/Freitag der 3. August 2017/
Wir gehen Arm in Arm aus der Bar, betrunken genug um mutig zu sein, zu nüchtern für die Ehrlichkeit. Zu nüchtern, um zu vergessen, wer oder was wir sind. Die Nacht ist klar und warm. Ich muss lachen, als du irgendeinen Jazz-Standart singend versuchst dein Auto zu finden.
Das war nicht geplant. Ich kam heute aus Paris wieder, schlaflose Nächte hinter mir. Du musst morgen früh raus und wolltest eigentlich gar nicht kommen, dann nur auf ein Bier, doch du bist geblieben. Es war einer dieser Abende an denen viel zu viel passiert ist. Ich weiß ich werde morgen über alles nachdenken und es nicht verstehen, dich nicht verstehen.
Während du noch eine Zigarette rauchst ziehst du mich an meiner Hüfte zu dir, in deinen Arm. Kurz vergesse ich, wie falsch diese Situation ist. Ich vergesse, dass wir das alles gar nicht dürften und sollten. Ich vergesse deine Freundin. Du siehst mich an. „Hey es war mir wichtig heute zu kommen.“ Dann küsst du mich und gehst.
Es ist Freitag, der 3. August 2017, 4:12 Uhr und das war unser Abschied.
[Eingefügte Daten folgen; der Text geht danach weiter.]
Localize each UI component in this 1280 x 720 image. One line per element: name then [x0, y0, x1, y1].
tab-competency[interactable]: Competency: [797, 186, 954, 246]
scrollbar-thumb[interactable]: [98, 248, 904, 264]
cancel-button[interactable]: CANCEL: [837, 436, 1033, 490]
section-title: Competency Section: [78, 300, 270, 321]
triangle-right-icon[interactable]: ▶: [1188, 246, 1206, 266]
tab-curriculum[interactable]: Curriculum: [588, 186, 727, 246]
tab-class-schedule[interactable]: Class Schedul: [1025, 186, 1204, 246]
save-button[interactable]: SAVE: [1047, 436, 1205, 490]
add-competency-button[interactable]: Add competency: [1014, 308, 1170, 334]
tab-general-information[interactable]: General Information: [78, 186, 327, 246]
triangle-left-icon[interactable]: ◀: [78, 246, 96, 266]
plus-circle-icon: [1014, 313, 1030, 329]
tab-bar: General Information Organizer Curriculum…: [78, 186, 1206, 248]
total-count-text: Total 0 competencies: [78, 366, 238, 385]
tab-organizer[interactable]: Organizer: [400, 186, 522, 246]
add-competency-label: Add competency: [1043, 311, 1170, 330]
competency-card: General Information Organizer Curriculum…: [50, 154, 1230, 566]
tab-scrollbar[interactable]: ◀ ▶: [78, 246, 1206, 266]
Kein offizieller, kein „Machs gut, ich werde dich vermissen“ kein Abschied, weil wir uns bald nur noch viel seltener sehen. Sondern ein Abschied von den Menschen, die wir in diesem Moment für einander waren. Ein schleichendes Fade Out von Ehrlichkeit und Vertrautheit. Der Abspann.
/Freitag, der 19. September 2017/
Lachend stolpere ich aus dem Rewe Getränkemarkt. Die Nacht ist klar und warm. Eine der letzten schönen Sommernächte des Jahres.
Ich habe dich lange nicht gesehen, dir vor ein paar Monaten Gitarre und ausgeliehene Platten zurückgegeben, aber da war es schon anders.
Ich gehe in Richtung Theaterplatz. Du läufst mir entgegen, eine Bierflasche in der Hand, schaust mich an, und gehst weiter.